No con facilidad. El aluminio tiene baja resistencia eléctrica y alta conductividad térmica, lo que dispersa la corriente. Soldarlo exige equipos específicos con pulsos de alta intensidad y muy cortos, normalmente inverter de gama alta. Para aluminio en taller medio, el MIG con hilo de aluminio y argón puro suele ser más realista.
¿Cuánto dura un electrodo de cobre?
Depende de la presión, la corriente y el material. En chapa de acero limpia, un electrodo aguanta entre 500 y 2.000 puntos antes de deformarse. La punta se aplana y pierde precisión; conviene reafilarla con lima o cambiarla.
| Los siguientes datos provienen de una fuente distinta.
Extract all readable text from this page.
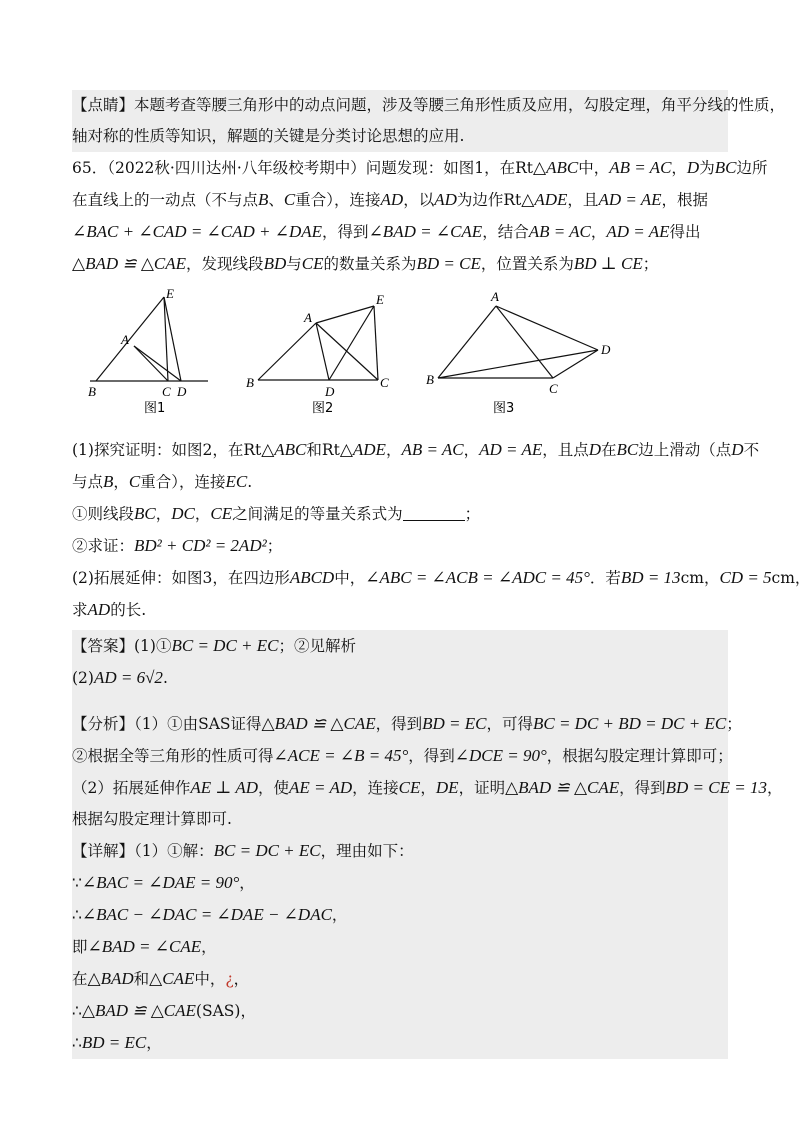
【点睛】本题考查等腰三角形中的动点问题，涉及等腰三角形性质及应用，勾股定理，角平分线的性质，
轴对称的性质等知识，解题的关键是分类讨论思想的应用.
65．（2022秋·四川达州·八年级校考期中）问题发现：如图1，在Rt△ABC中，AB = AC，D为BC边所
在直线上的一动点（不与点B、C重合），连接AD，以AD为边作Rt△ADE，且AD = AE，根据
∠BAC + ∠CAD = ∠CAD + ∠DAE，得到∠BAD = ∠CAE，结合AB = AC，AD = AE得出
△BAD ≌ △CAE，发现线段BD与CE的数量关系为BD = CE，位置关系为BD ⊥ CE；
E
A
B	C D
图1
A
E
B
D
C
图2
A
D
B
C
图3
(1)探究证明：如图2，在Rt△ABC和Rt△ADE，AB = AC，AD = AE，且点D在BC边上滑动（点D不
与点B，C重合），连接EC.
①则线段BC，DC，CE之间满足的等量关系式为	；
②求证：BD² + CD² = 2AD²；
(2)拓展延伸：如图3，在四边形ABCD中，∠ABC = ∠ACB = ∠ADC = 45°．若BD = 13cm，CD = 5cm，
求AD的长.
【答案】(1)①BC = DC + EC；②见解析
(2)AD = 6√2.
【分析】（1）①由SAS证得△BAD ≌ △CAE，得到BD = EC，可得BC = DC + BD = DC + EC；
②根据全等三角形的性质可得∠ACE = ∠B = 45°，得到∠DCE = 90°，根据勾股定理计算即可；
（2）拓展延伸作AE ⊥ AD，使AE = AD，连接CE，DE，证明△BAD ≌ △CAE，得到BD = CE = 13，
根据勾股定理计算即可.
【详解】（1）①解：BC = DC + EC，理由如下：
∵∠BAC = ∠DAE = 90°，
∴∠BAC − ∠DAC = ∠DAE − ∠DAC，
即∠BAD = ∠CAE，
在△BAD和△CAE中，¿，
∴△BAD ≌ △CAE(SAS)，
∴BD = EC，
En chapa galvanizada, el zinc reduce la vida útil a la mitad por adherencia.
¿Necesito instalación trifásica para una soldadora de puntos?
Solo para equipos profesionales de más de 8.000 A o inverter de pinza neumática. La mayoría de modelos domésticos y semiprofesionales funcionan con 230 V monofásica, aunque conviene una línea dedicada de 16 A o 20 A para evitar caídas de tensión que afecten al punto.
¿La soldadura por puntos sirve para inox?
Sí, y de hecho es uno de los procesos más usados en inox fino (hasta 1,5 mm) para cocinas industriales, electrodomésticos y mobiliario sanitario. El inox tiene resistencia eléctrica mayor que el acero al carbono, así que requiere menos corriente y produce puntos limpios sin oxidación visible.
El siguiente paso
Mide el grosor real de la chapa con la que vas a trabajar habitualmente y compáralo con la ficha técnica de tres equipos en tu rango de presupuesto. Si solo vas a soldar chapa de carrocería de 0,8-1 mm en reparaciones puntuales, pide demostración de un Telwin Modular o equivalente en tu distribuidor local antes de comprar online. Probar el equipo con tu propia chapa, durante diez minutos, te ahorra meses de arrepentimiento.